François Randin explique que son nouveau partenaire prévoit déjà d’installer ses bornes de recharge résidentielle haut de gamme – dotées d’un système de contrôle vocal – sur les toits des nouvelles tours de luxe qu’il fait construire, pour accueillir les futurs appareils volants électriques. Des hélicoptères ou drones de transport de passagers, dont certains ont été présentés au CES il y a 10 jours! L’entreprise vaudoise a elle dévoilé sa solution de recharge pour avions électriques et véhicules «Urban Air Mobility» (UAM): Flight XT. Ce produit a été conçu en collaboration avec André Borschberg, copilote de Solar Impulse, qui développe à Sion son propre avion à propulsion électrique, le H55.

Une alliance prometteuse

Mais une autre alliance de Green Motion, annoncée le 8 janvier, avec le géant mondial Eaton promet de booster ses ventes mondiales. Avec ce partenariat commercial, ils associent leurs technologies dans une offre qui combine les bornes de recharge avec le stockage d’énergie dans les bâtiments – centres commerciaux ou villas – issue des énergies renouvelables. Leur système permet une gestion optimum de la charge, de plusieurs véhicules en même temps selon les besoins de chacun, en fonction des pics de consommation et des tarifs de l’électricité.

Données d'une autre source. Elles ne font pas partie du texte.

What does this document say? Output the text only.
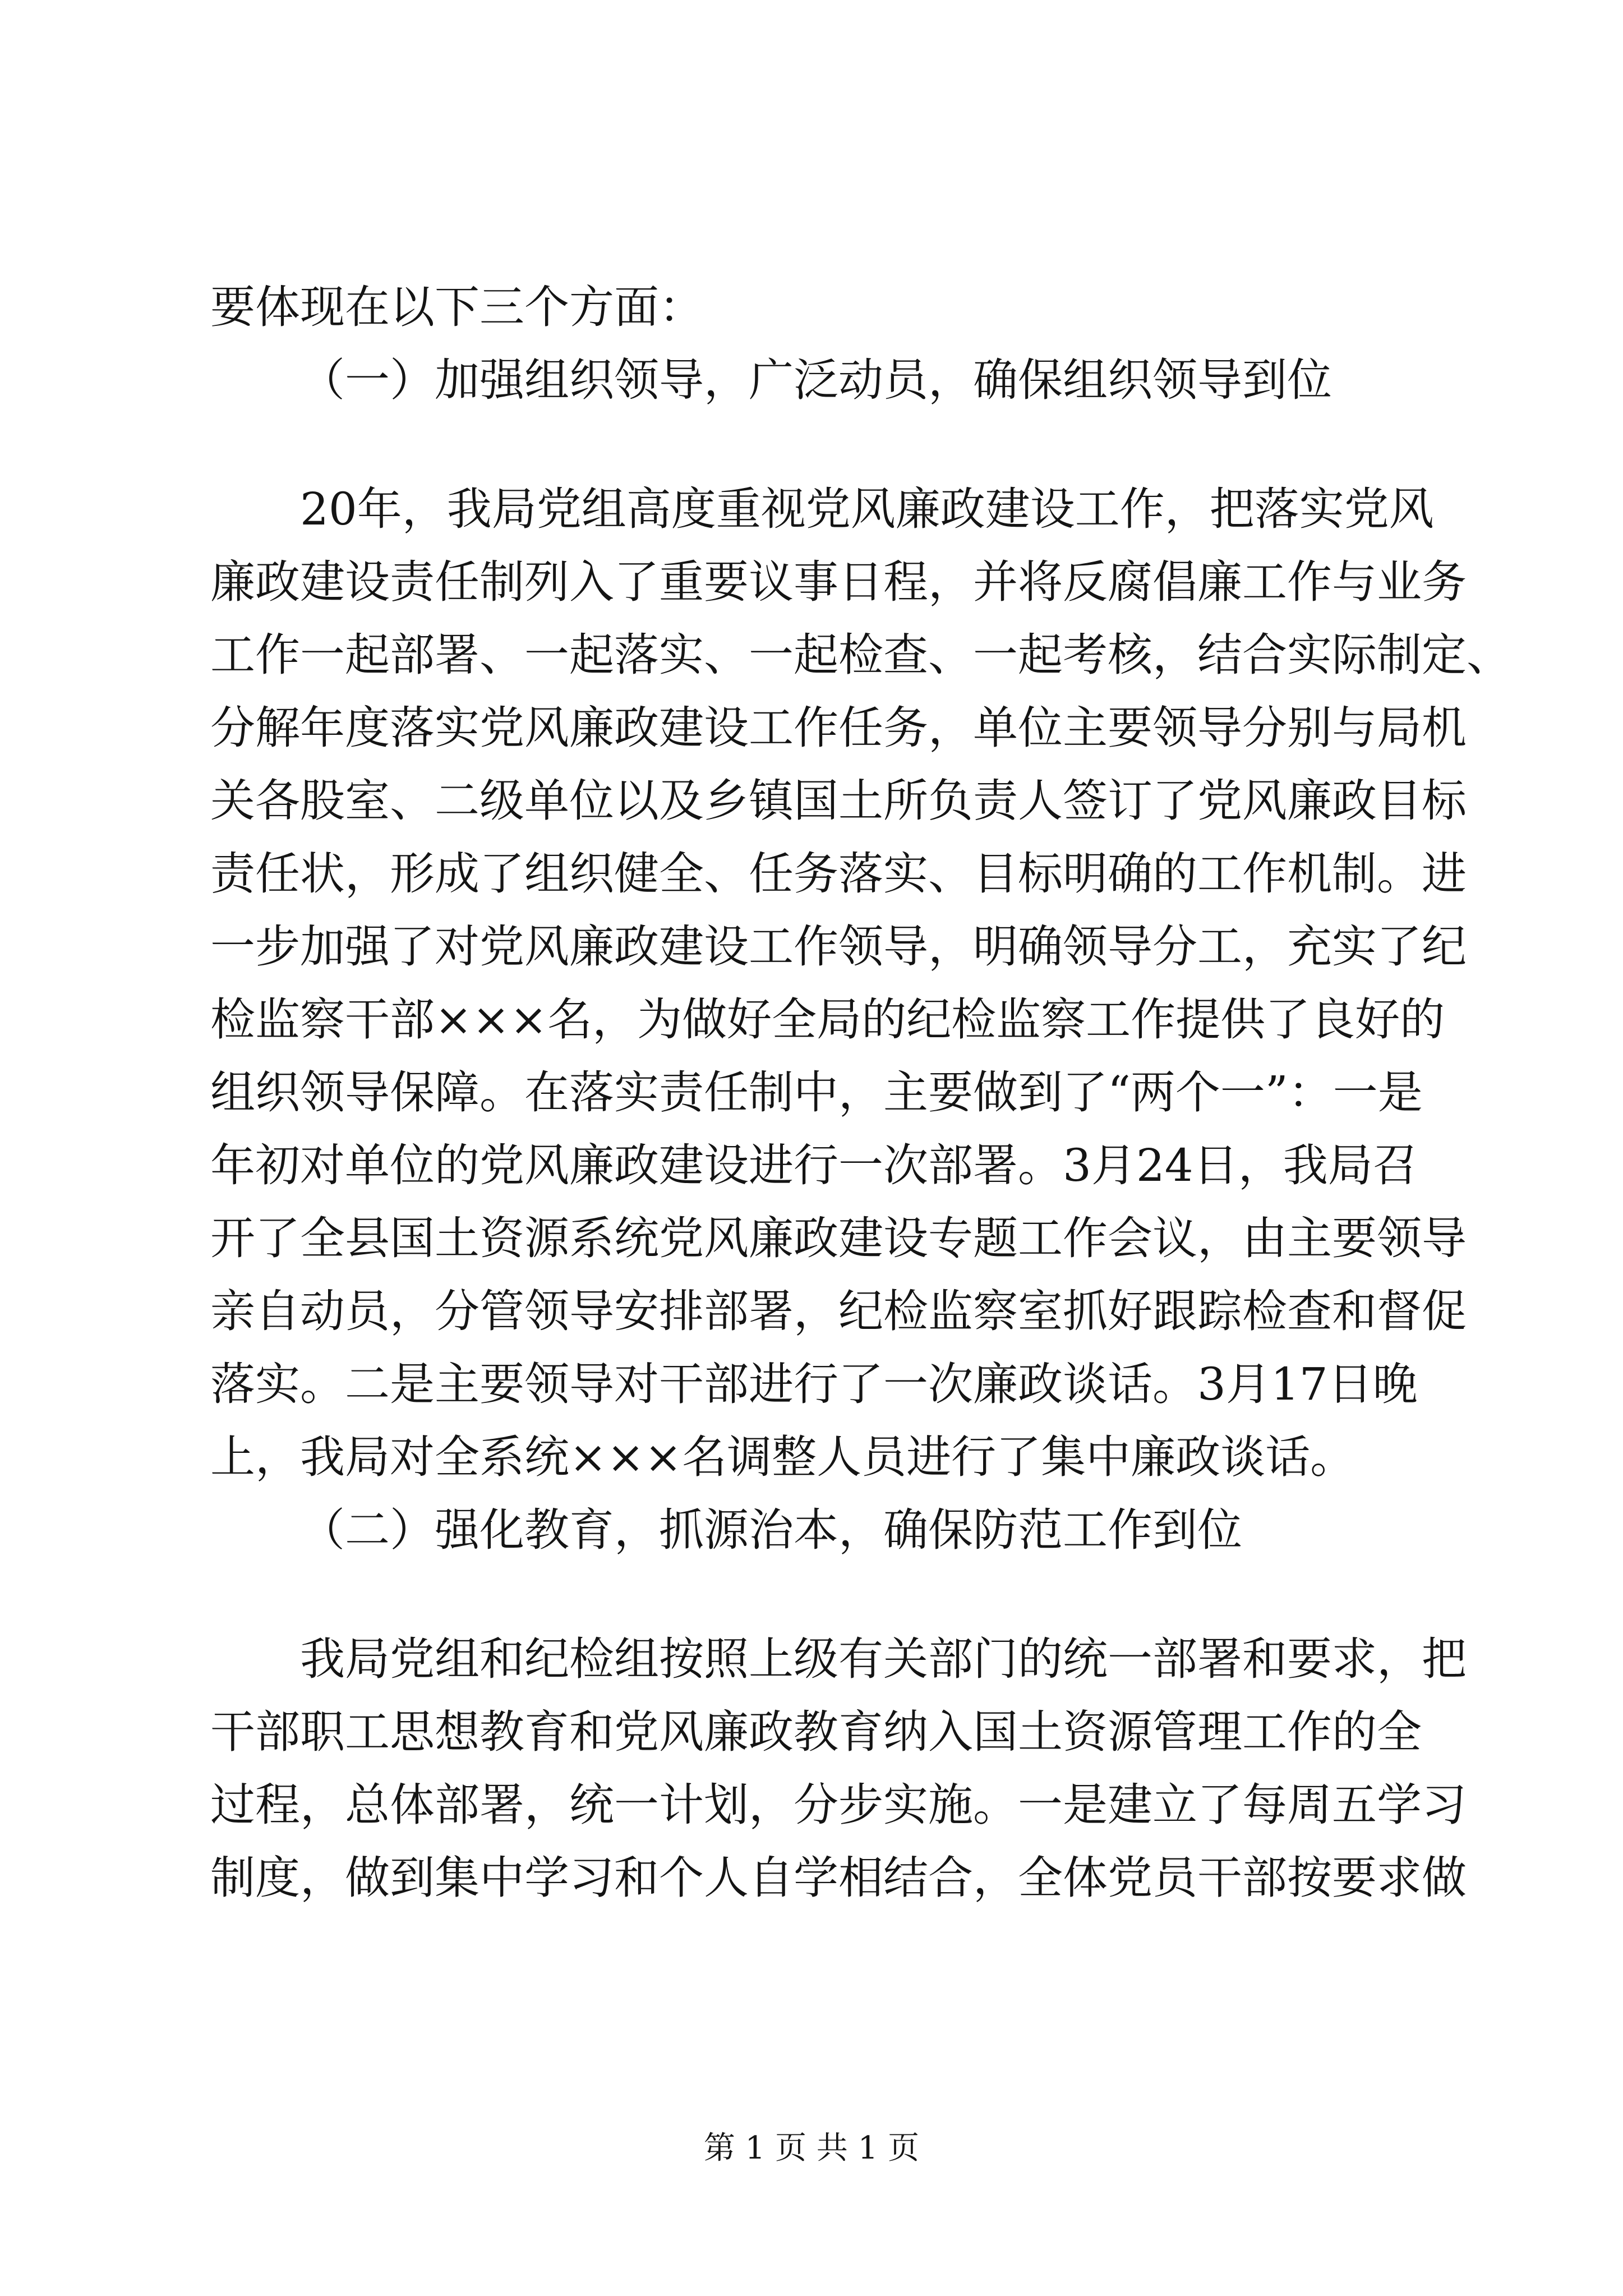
要体现在以下三个方面：
（一）加强组织领导，广泛动员，确保组织领导到位
20年，我局党组高度重视党风廉政建设工作，把落实党风
廉政建设责任制列入了重要议事日程，并将反腐倡廉工作与业务
工作一起部署、一起落实、一起检查、一起考核，结合实际制定、
分解年度落实党风廉政建设工作任务，单位主要领导分别与局机
关各股室、二级单位以及乡镇国土所负责人签订了党风廉政目标
责任状，形成了组织健全、任务落实、目标明确的工作机制。进
一步加强了对党风廉政建设工作领导，明确领导分工，充实了纪
检监察干部×××名，为做好全局的纪检监察工作提供了良好的
组织领导保障。在落实责任制中，主要做到了“两个一”：一是
年初对单位的党风廉政建设进行一次部署。3月24日，我局召
开了全县国土资源系统党风廉政建设专题工作会议，由主要领导
亲自动员，分管领导安排部署，纪检监察室抓好跟踪检查和督促
落实。二是主要领导对干部进行了一次廉政谈话。3月17日晚
上，我局对全系统×××名调整人员进行了集中廉政谈话。
（二）强化教育，抓源治本，确保防范工作到位
我局党组和纪检组按照上级有关部门的统一部署和要求，把
干部职工思想教育和党风廉政教育纳入国土资源管理工作的全
过程，总体部署，统一计划，分步实施。一是建立了每周五学习
制度，做到集中学习和个人自学相结合，全体党员干部按要求做
第 1 页 共 1 页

François Randin remarque que les batteries des véhicules n’ont pas à «faire le plein» systématiquement – comme on le fait avec une voiture à essence –, mais elles peuvent profiter de chaque arrêt pour optimiser leur charge grâce à la densité du réseau. Green Motion fournit des superchargeurs destinés avant tout aux stations autoroutières pour alimenter très rapidement des véhicules engagés sur de longues distances. Mais dans sa gamme figurent des solutions plus performantes en termes de gestion énergétique et de coûts, dont elle s’est faite une spécialité, dit-elle, grâce à son ingénierie logicielle.

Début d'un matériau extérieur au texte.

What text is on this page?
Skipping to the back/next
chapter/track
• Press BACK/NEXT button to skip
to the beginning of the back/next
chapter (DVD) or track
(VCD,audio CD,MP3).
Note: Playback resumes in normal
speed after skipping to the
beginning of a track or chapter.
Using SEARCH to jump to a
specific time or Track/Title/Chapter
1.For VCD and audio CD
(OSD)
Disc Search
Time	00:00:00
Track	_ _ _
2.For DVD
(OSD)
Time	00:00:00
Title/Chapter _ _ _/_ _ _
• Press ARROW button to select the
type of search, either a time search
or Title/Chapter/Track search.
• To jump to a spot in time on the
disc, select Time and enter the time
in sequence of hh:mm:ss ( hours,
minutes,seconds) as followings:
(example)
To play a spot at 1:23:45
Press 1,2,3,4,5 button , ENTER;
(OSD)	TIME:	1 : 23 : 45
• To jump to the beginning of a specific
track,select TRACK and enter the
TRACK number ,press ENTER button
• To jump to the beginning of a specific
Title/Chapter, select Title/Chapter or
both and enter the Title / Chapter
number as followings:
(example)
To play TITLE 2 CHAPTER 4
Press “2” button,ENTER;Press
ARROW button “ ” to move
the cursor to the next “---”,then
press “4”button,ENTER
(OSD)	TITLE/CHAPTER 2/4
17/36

De leader local à player global

«De leader local, nous voulons devenir un player global», affirme le PDG de Green Motion. Ses bornes destinées au marché helvétique continueront à être assemblées à Cheseaux, chez Polyval, grâce à des tauliers romands et des composants fabriqués principalement en Suisse. Mais son expansion mondiale, avec une production de grandes séries, exige que les coûts soient divisés en deux, explique-t-il.

Un nouveau site de production est donc en cours d’évaluation avec son nouveau partenaire américain. François Randin se réjouit d’être en contact direct avec le siège d’Eaton Europe, Moyen-Orient, Asie, situé à Morges. Alors que le site R&D des solutions de stockage et de gestion d’énergie – utilisant des batteries recyclées Nissan – se trouve à la vallée de Joux, au Lieu.

Green Motion continue ainsi à grandir au Mont-sur-Lausanne, dénombrant plus de 50 collaborateurs, tandis que le bureau et show-room qui s’ouvrira bientôt à Zurich comprendra six employés.